Almost no educated person these days doubts that Jesus lived. Some accept it on faith, others on the testimony of a brace of ancient chroniclers, both Christian and Roman. Yet there is something uniquely compelling about an attestation in stone. As Lemaire explained to TIME, "The written word is a bit airy. Listen, you can talk about Egyptian civilization, but the day you visit the pyramids, it speaks to you in a different way." Or as Hershel Shanks, editor of the Biblical Archaeology Review, says of the ossuary, "It is something tactile and visible reaching back to the single most important personage ever to walk the earth."

But all these assessments are based on two suppositions: that the box is not a forged item and that the James, Joseph and Jesus inscribed on it are the ones in the Bible. Neither is a foregone conclusion. The history of the ossuary is murky. It was probably looted from a burial cave decades ago. The Biblical Archaeology article includes testimony by geologists and experts in ancient writing with sufficient credibility to convince scholars that the box is not a fake and probably does date to within four decades of A.D. 62, the accepted year for James' martyrdom at the temple. Many academics, however, have expressed reservations about Lemaire's claim to somehow be able to eliminate virtually all the other Jameses roaming Jerusalem during that period. Thus what might otherwise have been a kind of archaeological/religious coronation turns into something slightly different: a scientific detective story with extremely high religious stakes.

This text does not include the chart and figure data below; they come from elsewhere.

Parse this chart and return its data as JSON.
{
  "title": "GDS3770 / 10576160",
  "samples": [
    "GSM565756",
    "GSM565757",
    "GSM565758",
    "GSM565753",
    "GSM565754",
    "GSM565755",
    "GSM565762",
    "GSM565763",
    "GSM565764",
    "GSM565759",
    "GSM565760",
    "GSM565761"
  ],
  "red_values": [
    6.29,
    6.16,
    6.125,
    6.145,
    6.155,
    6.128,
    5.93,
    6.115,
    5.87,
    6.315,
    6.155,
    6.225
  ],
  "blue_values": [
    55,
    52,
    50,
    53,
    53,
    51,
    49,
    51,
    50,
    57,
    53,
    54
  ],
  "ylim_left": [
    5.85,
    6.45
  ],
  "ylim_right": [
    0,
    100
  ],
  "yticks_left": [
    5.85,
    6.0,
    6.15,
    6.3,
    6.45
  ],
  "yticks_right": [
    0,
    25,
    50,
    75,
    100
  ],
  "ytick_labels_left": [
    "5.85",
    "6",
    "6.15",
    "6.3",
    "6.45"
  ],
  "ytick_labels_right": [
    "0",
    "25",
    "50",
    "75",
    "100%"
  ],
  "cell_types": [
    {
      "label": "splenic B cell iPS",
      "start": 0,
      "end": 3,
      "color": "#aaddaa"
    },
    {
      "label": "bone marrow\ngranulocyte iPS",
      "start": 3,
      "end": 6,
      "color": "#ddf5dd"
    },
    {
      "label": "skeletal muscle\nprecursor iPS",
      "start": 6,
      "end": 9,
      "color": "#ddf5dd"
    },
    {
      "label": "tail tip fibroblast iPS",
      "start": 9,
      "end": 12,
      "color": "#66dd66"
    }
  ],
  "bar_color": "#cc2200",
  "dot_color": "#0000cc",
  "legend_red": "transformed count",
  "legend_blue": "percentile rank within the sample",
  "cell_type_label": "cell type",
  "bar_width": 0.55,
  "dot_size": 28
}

The owner of the ossuary claims to be stunned by the entire experience. He says he bought it for a few hundred dollars "in the 1970s" as representative of its particular period. He claims he had no idea at the time of its possible significance ("I didn't know that Jesus had a brother.") And he pleads with TIME not to divulge his name or location. "I don't want my apartment turned into a church," he explains.

His hope to avoid being overwhelmed by pilgrims seems a bit forlorn, however, especially when a reporter notes that the soil at the bottom of the now famous ossuary is littered with bone chips.

The town of silwan, nestled below the southern wall of the Old City, is a fairly typical Jerusalem-area Arab village — densely settled, tense and poor. But it does possess one distinction: numerous 1st century subterranean Jewish burial caves, some of which now double as basements for Silwan's rough cinder-block houses. Unofficial excavations by residents and by professional looters, although illegal, have long supplied the antiquities market with pots, lamps and other artifacts. According to the ossuary's owner, the dealer who sold it to him told him it was found in the Silwan area. The owner says it is highly unlikely that anyone will be able locate the cave from which it came.